Jerry McColgan has been posting his findings with the installation of the REVOLUTION in his GP-9 with Sierra sound. Just in review, I've installed the both Sierra steam and diesel modules with the REVOLUTION quite successfully as well. Steam modules are a straight install, the diesel modules need the Sierra adapter board.


My next finding is using the REVOLUTION with the Phoenix Big sound 97 modules. I came upon 2 of the Phoenix Big sound 97 modules and decided to give them a go to see how they worked with the PWC of the REVOLUTION receiver. 


Simply, they work just fine using ramp up with voltage control or using the reed switch and magnet method on the axle or wheel as used for steam chuff. 


It's standard hookup per the Phoenix Big Sound 97 instruction manual. 

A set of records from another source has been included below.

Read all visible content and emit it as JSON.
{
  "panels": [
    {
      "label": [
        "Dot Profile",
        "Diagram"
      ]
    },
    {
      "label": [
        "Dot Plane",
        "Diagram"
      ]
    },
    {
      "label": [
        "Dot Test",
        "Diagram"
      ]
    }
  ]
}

However, as with the other Phoenix systems, do not hook the black common wire from the REVOLUTION receiver auxiliary harness to the sound module. The horn and bell functions work with the buttons on the REVOLUTION receiver when connecting the corresponding wires to the 97's trigger pins.


----------



## TonyWalsham (Jan 2, 2008)

Stan. 

When powering Sierra Steam modules with the traction batteries and the chuff mechanically timed, they will benefit from the addition of the the Opto interface by enabling the steam module "at idle" effects to be heard. 
"At idle" effects include the Fireman Fred sound etc. 
As the voltage ramps up the generator will also switch ON, and OFF when the voltage drops back to idle.


----------



## Stan Cedarleaf (Jan 2, 2008)

Thank you, Tony. I'll check into that on the Sierra steam installations.

It's generally been my practice to turn the trains on and let them run continuously on the layout until the traction battery discharges and then replace it and go again. So I don't have Fireman Fred activated as it's one effect I rarely use. The trains don't really have a chance to stand idle for those effects to take place. I guess I'm missing some enjoyment that way.









Thanks again for the tip.


----------